Apolitik Seçmene Dair (3): Evlenmeyen İnsanlar Bize Ne Söylüyor ?
(SOSYOLOJİ YAZILARI)
(20.3.2019’DA YAYINLANMIŞTIR)
Sosyolog değilim ama bazı konular beni fazlasıyla düşünceye sevkediyor. 2008’de bu ülkede 640 bin evlilik 100 bin boşanma olmuşken, 2017’de bunların sırasıyla 590 bin ve 130 bin olması beni uzun süredir zaten üzerinde düşündüğüm bir konuda daha çok kafa yormaya itti.
Türkiye’de sadece son 20 yılın ilk 10 yılında boşanma/evlenme oranı yaklaşık 1’e 8’lerde iken bugün 1’e 5’lere gelmiş durumda.
Büyüyen bir nüfusun evlenme sayısını mutlak olarak artıramaması önemli bir işarettir.

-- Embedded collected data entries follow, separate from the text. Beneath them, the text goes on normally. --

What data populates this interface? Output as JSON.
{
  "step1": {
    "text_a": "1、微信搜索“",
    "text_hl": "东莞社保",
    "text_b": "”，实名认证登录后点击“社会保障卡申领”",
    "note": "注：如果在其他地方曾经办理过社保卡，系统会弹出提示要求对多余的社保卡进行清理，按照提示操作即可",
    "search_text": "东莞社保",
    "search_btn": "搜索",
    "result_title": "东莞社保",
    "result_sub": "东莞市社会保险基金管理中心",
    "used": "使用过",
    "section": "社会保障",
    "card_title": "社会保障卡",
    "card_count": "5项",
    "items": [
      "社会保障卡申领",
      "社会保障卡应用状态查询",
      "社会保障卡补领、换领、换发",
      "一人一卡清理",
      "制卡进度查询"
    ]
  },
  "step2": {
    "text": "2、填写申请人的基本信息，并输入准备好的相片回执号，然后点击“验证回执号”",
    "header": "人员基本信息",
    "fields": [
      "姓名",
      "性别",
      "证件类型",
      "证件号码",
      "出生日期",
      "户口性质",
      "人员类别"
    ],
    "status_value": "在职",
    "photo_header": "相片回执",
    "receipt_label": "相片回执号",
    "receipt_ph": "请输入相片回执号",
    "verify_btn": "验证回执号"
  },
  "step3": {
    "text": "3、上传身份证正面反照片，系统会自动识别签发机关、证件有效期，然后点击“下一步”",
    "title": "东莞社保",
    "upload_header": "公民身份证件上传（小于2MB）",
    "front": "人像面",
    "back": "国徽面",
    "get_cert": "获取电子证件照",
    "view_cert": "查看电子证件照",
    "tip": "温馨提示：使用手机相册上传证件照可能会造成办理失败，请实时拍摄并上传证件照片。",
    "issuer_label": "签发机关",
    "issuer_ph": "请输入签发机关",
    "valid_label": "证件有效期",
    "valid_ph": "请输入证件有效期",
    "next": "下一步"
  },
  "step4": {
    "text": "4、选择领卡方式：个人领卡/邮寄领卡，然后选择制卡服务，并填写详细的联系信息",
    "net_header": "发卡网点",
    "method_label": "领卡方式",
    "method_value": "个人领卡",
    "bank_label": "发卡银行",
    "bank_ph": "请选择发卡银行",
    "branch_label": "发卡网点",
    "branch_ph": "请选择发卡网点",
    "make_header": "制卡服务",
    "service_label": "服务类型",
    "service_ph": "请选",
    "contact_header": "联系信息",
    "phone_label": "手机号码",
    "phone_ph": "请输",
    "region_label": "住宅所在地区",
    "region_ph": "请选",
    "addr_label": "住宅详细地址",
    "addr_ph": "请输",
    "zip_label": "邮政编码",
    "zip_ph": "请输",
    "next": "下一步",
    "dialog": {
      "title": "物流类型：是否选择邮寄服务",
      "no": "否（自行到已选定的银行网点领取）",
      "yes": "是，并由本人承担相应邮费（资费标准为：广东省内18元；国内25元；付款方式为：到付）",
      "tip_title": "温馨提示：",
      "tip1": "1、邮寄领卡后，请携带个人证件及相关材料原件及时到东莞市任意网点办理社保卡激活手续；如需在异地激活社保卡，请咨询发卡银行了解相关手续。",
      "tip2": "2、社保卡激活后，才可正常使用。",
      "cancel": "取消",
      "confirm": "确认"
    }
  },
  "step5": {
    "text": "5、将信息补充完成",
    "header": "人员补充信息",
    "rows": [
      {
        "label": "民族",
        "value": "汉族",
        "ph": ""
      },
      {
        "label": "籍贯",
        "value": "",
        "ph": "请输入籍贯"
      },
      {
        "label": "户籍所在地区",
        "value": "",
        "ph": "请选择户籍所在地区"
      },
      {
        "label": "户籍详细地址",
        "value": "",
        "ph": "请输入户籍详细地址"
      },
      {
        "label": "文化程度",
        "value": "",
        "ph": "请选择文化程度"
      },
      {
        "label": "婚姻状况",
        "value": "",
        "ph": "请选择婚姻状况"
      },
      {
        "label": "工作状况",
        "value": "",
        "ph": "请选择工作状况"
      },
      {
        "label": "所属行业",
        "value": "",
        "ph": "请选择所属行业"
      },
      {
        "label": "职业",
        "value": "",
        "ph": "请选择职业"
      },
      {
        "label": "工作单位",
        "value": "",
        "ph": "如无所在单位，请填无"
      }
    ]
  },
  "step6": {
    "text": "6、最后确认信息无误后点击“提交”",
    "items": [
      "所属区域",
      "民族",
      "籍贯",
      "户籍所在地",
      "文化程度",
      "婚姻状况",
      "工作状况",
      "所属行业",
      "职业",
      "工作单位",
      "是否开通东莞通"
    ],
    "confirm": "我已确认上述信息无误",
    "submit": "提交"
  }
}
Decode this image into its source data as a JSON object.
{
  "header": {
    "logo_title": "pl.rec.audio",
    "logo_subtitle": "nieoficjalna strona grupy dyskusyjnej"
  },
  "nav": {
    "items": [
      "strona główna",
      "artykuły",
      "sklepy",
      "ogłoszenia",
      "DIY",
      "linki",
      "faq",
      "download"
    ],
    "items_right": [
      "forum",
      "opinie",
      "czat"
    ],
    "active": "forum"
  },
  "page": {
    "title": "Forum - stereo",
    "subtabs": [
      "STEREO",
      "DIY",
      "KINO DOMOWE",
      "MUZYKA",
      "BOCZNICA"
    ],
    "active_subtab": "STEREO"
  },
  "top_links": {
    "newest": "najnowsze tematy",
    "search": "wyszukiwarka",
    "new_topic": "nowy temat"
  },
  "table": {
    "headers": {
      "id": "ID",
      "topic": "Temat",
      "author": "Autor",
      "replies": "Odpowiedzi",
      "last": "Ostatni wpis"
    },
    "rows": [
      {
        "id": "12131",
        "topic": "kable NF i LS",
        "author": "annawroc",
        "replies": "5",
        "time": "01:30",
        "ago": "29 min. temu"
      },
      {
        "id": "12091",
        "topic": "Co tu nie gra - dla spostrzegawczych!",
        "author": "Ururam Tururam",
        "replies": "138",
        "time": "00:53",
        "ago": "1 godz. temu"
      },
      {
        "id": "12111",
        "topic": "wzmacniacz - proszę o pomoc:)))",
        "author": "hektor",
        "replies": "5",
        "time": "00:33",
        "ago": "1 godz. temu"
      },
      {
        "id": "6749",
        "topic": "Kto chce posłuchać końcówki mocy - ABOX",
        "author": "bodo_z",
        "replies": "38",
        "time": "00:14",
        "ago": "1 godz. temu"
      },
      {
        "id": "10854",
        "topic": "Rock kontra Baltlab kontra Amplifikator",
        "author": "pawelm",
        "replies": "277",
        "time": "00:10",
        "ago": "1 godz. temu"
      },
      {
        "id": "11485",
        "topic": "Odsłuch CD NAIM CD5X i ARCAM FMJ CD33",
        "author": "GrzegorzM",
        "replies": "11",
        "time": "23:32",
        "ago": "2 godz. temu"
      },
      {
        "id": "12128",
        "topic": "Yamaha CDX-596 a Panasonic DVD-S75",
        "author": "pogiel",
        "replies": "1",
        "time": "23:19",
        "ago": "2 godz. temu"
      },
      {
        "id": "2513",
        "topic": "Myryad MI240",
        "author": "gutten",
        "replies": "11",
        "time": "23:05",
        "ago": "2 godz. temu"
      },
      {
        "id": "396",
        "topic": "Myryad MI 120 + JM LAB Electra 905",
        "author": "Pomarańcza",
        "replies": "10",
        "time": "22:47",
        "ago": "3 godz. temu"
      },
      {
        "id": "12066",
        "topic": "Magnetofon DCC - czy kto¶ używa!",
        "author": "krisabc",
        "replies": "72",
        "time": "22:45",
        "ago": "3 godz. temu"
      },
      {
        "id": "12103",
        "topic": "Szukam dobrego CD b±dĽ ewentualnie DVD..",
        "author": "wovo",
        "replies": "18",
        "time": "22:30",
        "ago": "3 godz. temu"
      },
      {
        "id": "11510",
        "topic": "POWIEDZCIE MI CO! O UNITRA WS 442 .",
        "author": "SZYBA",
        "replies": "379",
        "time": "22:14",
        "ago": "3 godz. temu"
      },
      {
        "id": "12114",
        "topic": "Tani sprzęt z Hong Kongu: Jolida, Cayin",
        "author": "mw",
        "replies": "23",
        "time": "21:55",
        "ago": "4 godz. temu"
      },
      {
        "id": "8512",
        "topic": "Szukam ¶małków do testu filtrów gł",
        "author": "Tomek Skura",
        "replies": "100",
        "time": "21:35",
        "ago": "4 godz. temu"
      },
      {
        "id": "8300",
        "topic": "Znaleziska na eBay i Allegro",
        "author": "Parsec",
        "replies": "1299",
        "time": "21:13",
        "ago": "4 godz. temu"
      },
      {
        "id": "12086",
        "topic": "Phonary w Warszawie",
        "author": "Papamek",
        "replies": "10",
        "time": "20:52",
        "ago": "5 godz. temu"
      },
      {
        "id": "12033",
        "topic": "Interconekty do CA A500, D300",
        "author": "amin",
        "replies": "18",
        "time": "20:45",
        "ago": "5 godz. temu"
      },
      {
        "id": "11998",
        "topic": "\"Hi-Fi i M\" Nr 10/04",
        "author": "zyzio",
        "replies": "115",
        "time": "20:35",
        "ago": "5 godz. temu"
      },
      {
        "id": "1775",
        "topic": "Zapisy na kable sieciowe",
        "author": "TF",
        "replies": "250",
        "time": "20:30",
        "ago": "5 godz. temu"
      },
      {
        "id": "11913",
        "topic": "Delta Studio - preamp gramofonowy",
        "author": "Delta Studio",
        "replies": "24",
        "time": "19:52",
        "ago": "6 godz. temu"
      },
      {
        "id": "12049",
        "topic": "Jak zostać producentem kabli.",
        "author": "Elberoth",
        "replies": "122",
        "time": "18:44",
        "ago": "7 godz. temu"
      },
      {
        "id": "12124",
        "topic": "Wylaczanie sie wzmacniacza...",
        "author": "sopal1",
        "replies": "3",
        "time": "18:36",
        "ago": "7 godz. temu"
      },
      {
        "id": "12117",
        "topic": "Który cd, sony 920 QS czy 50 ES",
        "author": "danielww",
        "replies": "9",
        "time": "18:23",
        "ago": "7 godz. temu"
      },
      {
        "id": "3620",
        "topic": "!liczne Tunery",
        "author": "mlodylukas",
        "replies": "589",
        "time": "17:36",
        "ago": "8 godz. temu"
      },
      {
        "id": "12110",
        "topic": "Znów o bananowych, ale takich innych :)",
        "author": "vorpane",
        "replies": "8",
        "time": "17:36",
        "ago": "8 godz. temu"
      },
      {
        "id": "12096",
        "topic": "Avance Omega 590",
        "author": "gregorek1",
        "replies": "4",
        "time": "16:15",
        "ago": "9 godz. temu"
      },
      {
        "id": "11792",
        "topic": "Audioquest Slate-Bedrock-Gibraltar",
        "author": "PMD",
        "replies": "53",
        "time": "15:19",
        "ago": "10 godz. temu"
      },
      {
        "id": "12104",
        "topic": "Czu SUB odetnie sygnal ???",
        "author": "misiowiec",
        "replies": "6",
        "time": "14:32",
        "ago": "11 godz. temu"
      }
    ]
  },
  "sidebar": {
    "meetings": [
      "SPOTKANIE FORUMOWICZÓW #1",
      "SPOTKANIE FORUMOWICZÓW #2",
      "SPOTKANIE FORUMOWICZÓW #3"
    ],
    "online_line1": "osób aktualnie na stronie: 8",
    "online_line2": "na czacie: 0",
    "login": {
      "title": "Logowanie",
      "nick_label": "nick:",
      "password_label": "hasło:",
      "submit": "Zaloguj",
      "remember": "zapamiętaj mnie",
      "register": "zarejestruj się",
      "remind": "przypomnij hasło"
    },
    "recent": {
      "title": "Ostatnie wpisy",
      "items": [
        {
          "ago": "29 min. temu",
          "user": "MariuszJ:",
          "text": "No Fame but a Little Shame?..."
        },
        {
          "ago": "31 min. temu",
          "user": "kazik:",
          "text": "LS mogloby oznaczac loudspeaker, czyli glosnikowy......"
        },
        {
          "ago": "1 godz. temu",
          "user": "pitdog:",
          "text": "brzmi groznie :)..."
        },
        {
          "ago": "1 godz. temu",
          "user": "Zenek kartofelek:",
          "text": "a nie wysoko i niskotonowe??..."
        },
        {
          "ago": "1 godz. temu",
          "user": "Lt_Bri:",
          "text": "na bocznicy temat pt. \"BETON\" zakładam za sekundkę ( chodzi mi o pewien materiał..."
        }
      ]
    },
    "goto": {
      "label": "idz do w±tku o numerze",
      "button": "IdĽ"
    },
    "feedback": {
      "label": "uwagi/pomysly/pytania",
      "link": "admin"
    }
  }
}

Boşanmaların oransal olarak artması belki makul gelebilir ama evliliklerin mutlak azalması bize başka şeyler söylüyor olmalı.
Konuya dair bir makale de aslında benzer istatistikleri sıralıyor.
2001 krizinin özel koşullarında ertelenen evlilikleri kenara bırakırsak, 2008’den itibaren ülkeye bir haller olmuş. İnsanlar evlenmiyor. Tabii ki evleniyor ama daha az evleniyor. Artan nüfusa rağmen nasıl oluyor da insanlar evlenme sayısını düşürmeyi başarıyor? Bu önemli bir soru ve üzerinde kafa yormaya değer.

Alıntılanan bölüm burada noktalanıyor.